LES EVOLUTIONS DE LA MODE PERIODES DE 1960 à 1980 LES ANNEES 1960-1970
La révolution était en marche à la fin des années 60, ouvrant les possibilités de mutation des années 70. Les femmes, les modes, les contestations, les crises monétaires et pétrolières, les chocs politiques des années 70 transforment les conceptions du monde. De l'informatique aux valeurs esthétiques, tous les domaines connaissent alors des évolutions multiples. La mode, ne pouvant par définition échapper à l'emprise de son temps, révèle ces transformations majeures tant par de nouvelles organisations institutionnelles et commerciales que par l'explosion stylistique provoquée par la naissance des "créateurs".

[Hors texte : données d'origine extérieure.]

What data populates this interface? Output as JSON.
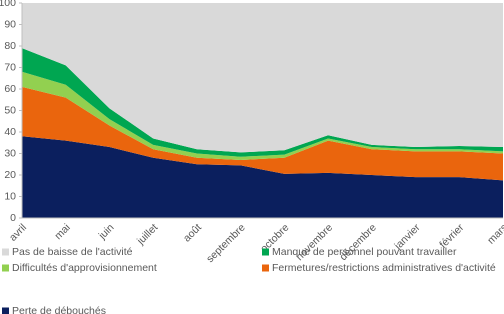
{
  "chart_data": {
    "type": "stacked-area",
    "categories": [
      "avril",
      "mai",
      "juin",
      "juillet",
      "août",
      "septembre",
      "octobre",
      "novembre",
      "décembre",
      "janvier",
      "février",
      "mars"
    ],
    "ylim": [
      0,
      100
    ],
    "yticks": [
      0,
      10,
      20,
      30,
      40,
      50,
      60,
      70,
      80,
      90,
      100
    ],
    "series": [
      {
        "name": "Perte de débouchés",
        "color": "#0b1f5e",
        "values": [
          38,
          36,
          33,
          28,
          25,
          24.5,
          20.5,
          21,
          20,
          19,
          19,
          17.5
        ]
      },
      {
        "name": "Fermetures/restrictions administratives d'activité",
        "color": "#ea650d",
        "values": [
          23,
          20,
          10,
          4,
          3,
          2.5,
          7.5,
          15,
          12,
          12,
          12,
          12.5
        ]
      },
      {
        "name": "Difficultés d'approvisionnement",
        "color": "#92d050",
        "values": [
          7,
          6,
          3,
          2,
          2,
          1.5,
          1.5,
          1,
          1,
          1,
          1,
          1
        ]
      },
      {
        "name": "Manque de personnel pouvant travailler",
        "color": "#00a651",
        "values": [
          11,
          9,
          5,
          3,
          2,
          2,
          2,
          1.5,
          1,
          1,
          1.5,
          2
        ]
      },
      {
        "name": "Pas de baisse de l'activité",
        "color": "#d9d9d9",
        "values": [
          21,
          29,
          49,
          63,
          68,
          69.5,
          68.5,
          61.5,
          66,
          67,
          66.5,
          67
        ]
      }
    ]
  }
}
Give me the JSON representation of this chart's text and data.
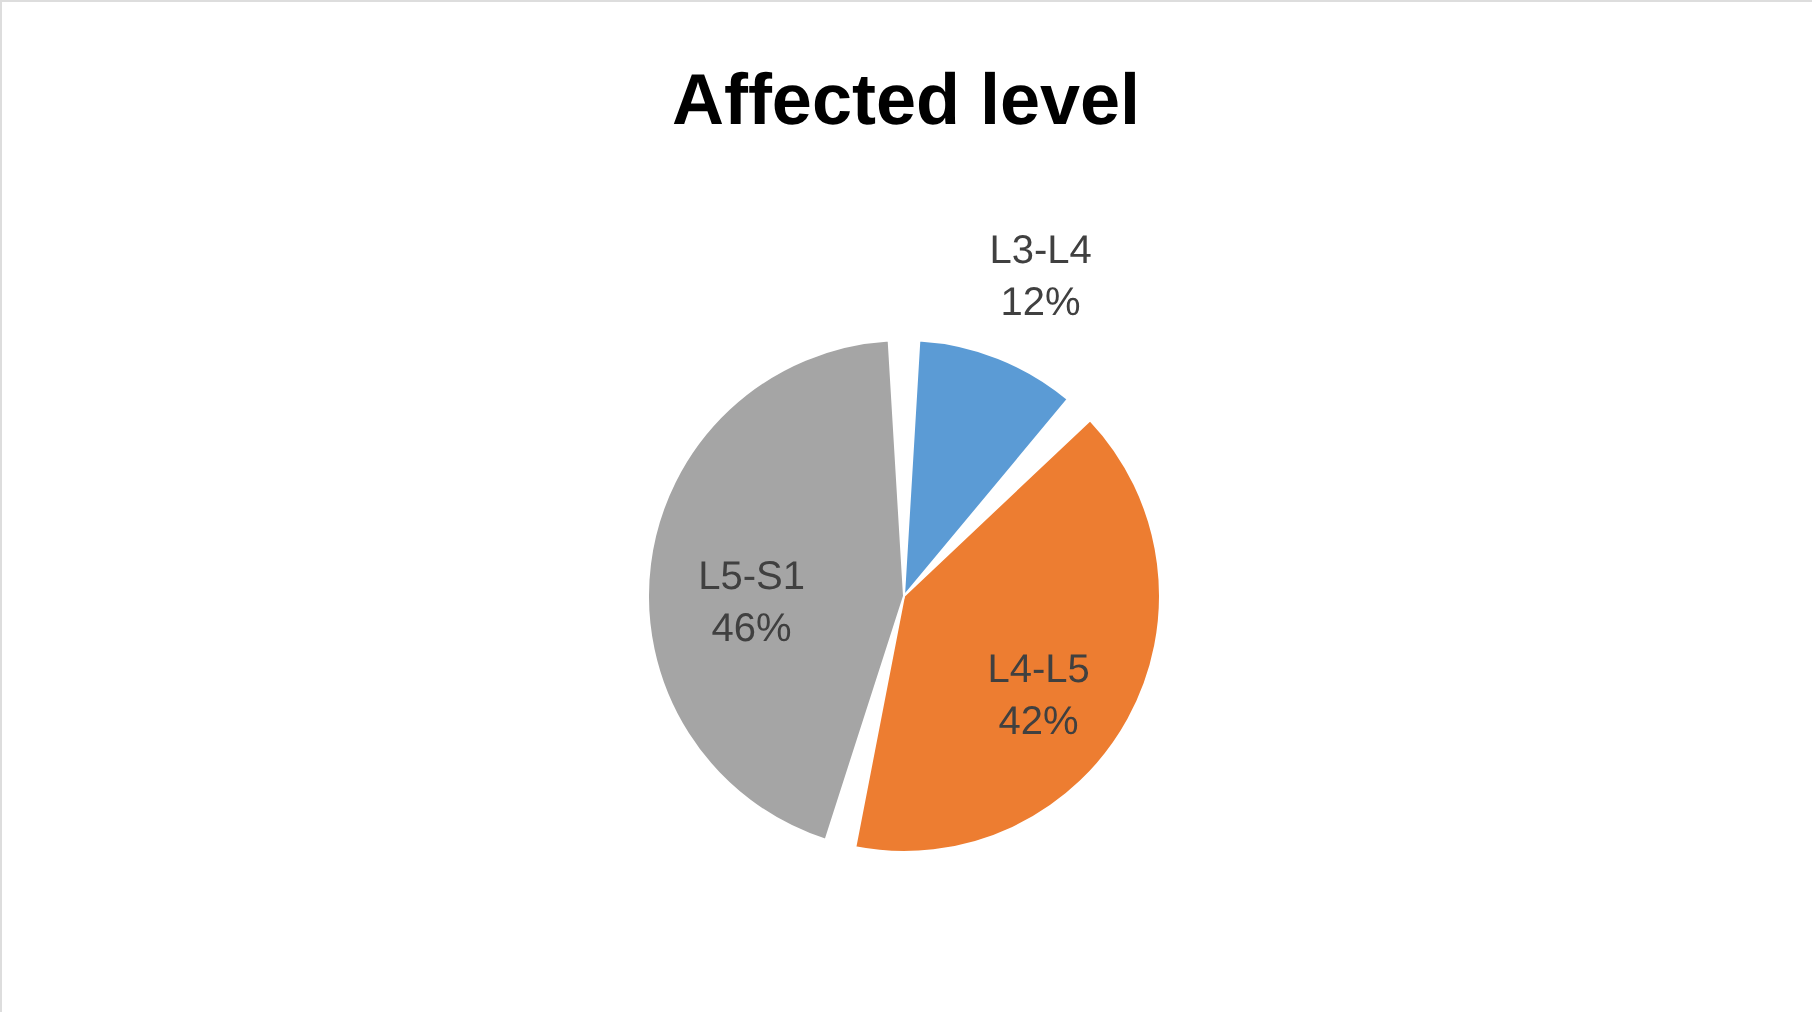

I - DE NOUVEAUX TALENTS DE MODE : LES
CREATEURS
Si le développement du prêt-à-porter de style dans les années 60
a permis l'apparition des stylistes, les années 70 ont vu
l'éclosion des "créateurs" qui peuvent enfin signer leur création et les
vendre sous leur griffe. Sous l'impulsion de Didier Grumbach,
la structure "Créateurs et Industriels" aide ces nouveaux talents dans la
fabrication en série de leurs modèles : Issey Miyake, Jean-Charles de Castelbajac lance
une collection en toile de jute et serpillière ou des tissus couverture. Avec eux, Michel
Klein, Christiane Bailly, Adeline André, Emmanuelle Khanh forment ainsi la première
génération de créateurs.
Par ailleurs, en 1970, Kenzo présente pour la première fois une
nouvelle mode avec ses coupes plates et ses fleurs colorées. En 1974, Anne-Marie Beretta
lance la robe-sarrau en flanelle de santé. En 1975 Agnès b. ouvre ses portes et propose
des vêtements de style déjà porté, Chantal Thomass crée les premières blouses
transparentes, de réminiscences victoriennes, et Sonia Rykiel conçoit une mode qu'elle
imaginait pour elle-même avec ses tricots bord à bord cousus l'envers sur l'endroit...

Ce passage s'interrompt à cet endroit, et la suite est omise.